A single guarded light burned inside the warm, horse-smelling dark. He went down the aisle until he found the stall the stableboy used for his cot, and there he gathered up his courage, took a deep breath, and roused the boy out.

“My horse and my servant’s,” he said to the boy, lordlike, trying to keep a steady voice, and showed the duke’s ring on his ungloved hand. “I’m Elfwyn Aswydd. This is His Grace’s ring.”

The boy might never have seen the duke’s ring, or know what it permitted, but it was silver, it was bright in the shadow, and Aswydds ruled in Amefel. The boy looked doubtful, and afraid, then rubbed his eyes and moved, not sluggardly, despite being roused out of bed and with his shirt hanging.

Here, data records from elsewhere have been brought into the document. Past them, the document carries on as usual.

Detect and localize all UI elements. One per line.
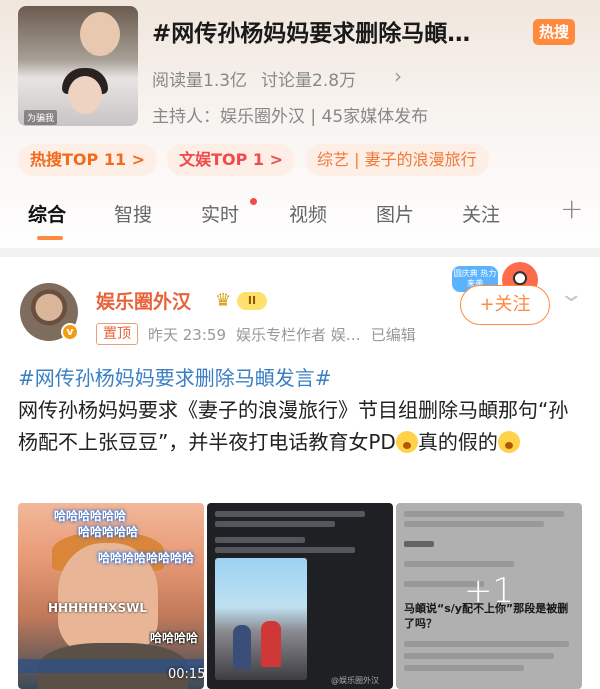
crown-icon: ♛: [215, 290, 232, 311]
tab-smart-search[interactable]: 智搜: [114, 200, 152, 227]
chip-hot-rank[interactable]: 热搜TOP 11 >: [18, 144, 158, 176]
post-body: #网传孙杨妈妈要求删除马頔发言# 网传孙杨妈妈要求《妻子的浪漫旅行》节目组删除马…: [18, 362, 588, 458]
verified-icon: v: [61, 323, 79, 341]
user-level-badge: II: [237, 292, 267, 310]
tab-realtime[interactable]: 实时: [201, 200, 239, 227]
author-name[interactable]: 娱乐圈外汉: [96, 287, 191, 314]
post-time: 昨天 23:59: [148, 325, 226, 344]
post-text-end: 真的假的: [417, 430, 498, 454]
tab-bar: 综合 智搜 实时 视频 图片 关注 +: [0, 190, 600, 240]
chip-variety-show[interactable]: 综艺 | 妻子的浪漫旅行: [305, 144, 489, 176]
tab-comprehensive[interactable]: 综合: [28, 200, 66, 227]
thumb-figure-1: [233, 625, 251, 669]
topic-chips: 热搜TOP 11 > 文娱TOP 1 > 综艺 | 妻子的浪漫旅行: [18, 144, 489, 176]
pinned-badge: 置顶: [96, 323, 138, 345]
image-thumbnail-3[interactable]: 马頔说“s/y配不上你”那段是被删了吗？ +1: [396, 503, 582, 689]
follow-button[interactable]: +关注: [460, 285, 550, 325]
laugh-caption-1: 哈哈哈哈哈哈: [54, 509, 127, 523]
laugh-caption-3: 哈哈哈哈哈哈哈哈: [98, 551, 195, 565]
chip-ent-rank[interactable]: 文娱TOP 1 >: [167, 144, 295, 176]
tab-images[interactable]: 图片: [376, 200, 414, 227]
new-content-dot: [250, 198, 257, 205]
discussion-count: 讨论量2.8万: [261, 71, 357, 91]
laugh-caption-4: HHHHHHXSWL: [48, 601, 148, 615]
section-divider: [0, 248, 600, 257]
edited-label: 已编辑: [370, 325, 416, 344]
more-images-count: +1: [463, 571, 515, 611]
topic-stats[interactable]: 阅读量1.3亿 讨论量2.8万: [152, 66, 356, 91]
shocked-emoji-icon: [395, 431, 418, 453]
laugh-caption-2: 哈哈哈哈哈: [78, 525, 139, 539]
tab-video[interactable]: 视频: [289, 200, 327, 227]
cover-caption: 为骗我: [24, 110, 58, 125]
read-count: 阅读量1.3亿: [152, 71, 248, 91]
cover-face: [80, 12, 120, 56]
video-thumbnail[interactable]: 哈哈哈哈哈哈 哈哈哈哈哈 哈哈哈哈哈哈哈哈 HHHHHHXSWL 哈哈哈哈 00…: [18, 503, 204, 689]
post-source: 娱乐专栏作者 娱…: [236, 325, 361, 344]
add-tab-icon[interactable]: +: [560, 192, 583, 225]
hot-badge: 热搜: [533, 19, 576, 45]
laugh-caption-5: 哈哈哈哈: [150, 631, 199, 645]
topic-title: #网传孙杨妈妈要求删除马頔…: [152, 21, 471, 47]
topic-cover-image[interactable]: 为骗我: [18, 6, 138, 126]
video-duration: 00:15: [168, 667, 204, 682]
cover-face-2: [68, 76, 102, 114]
thinking-emoji-icon: [497, 431, 520, 453]
post-meta: 置顶 昨天 23:59 娱乐专栏作者 娱… 已编辑: [96, 323, 416, 345]
post-hashtag[interactable]: #网传孙杨妈妈要求删除马頔发言#: [18, 362, 588, 394]
active-tab-indicator: [37, 236, 63, 240]
image-watermark: @娱乐圈外汉: [331, 676, 379, 685]
chevron-down-icon[interactable]: ⌄: [558, 282, 584, 307]
image-thumbnail-2[interactable]: @娱乐圈外汉: [207, 503, 393, 689]
chevron-right-icon[interactable]: ›: [394, 64, 402, 88]
tab-following[interactable]: 关注: [462, 200, 500, 227]
topic-host[interactable]: 主持人：娱乐圈外汉 | 45家媒体发布: [152, 102, 428, 127]
thumb-figure-2: [261, 621, 281, 667]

He couldn’t seem a lord and saddle his own horse. That was the difficulty in his plan, that he had to stand and wait, all the while dreading the approach of the guards, who might already have caught Paisi in the kitchens. Sorcery bent things. It moved a breeze to move a leaf to attract attention or sent a wayward thought to turn a guard’s head, and his mother had stopped raging, now and gotten down to other means, the subtler, distant ways he was sure she had used to damn him in Guelessar… she was down to sorcery, now. And how did he even hope he could outride her intent to have this thing, or steal this little book out of her grasp?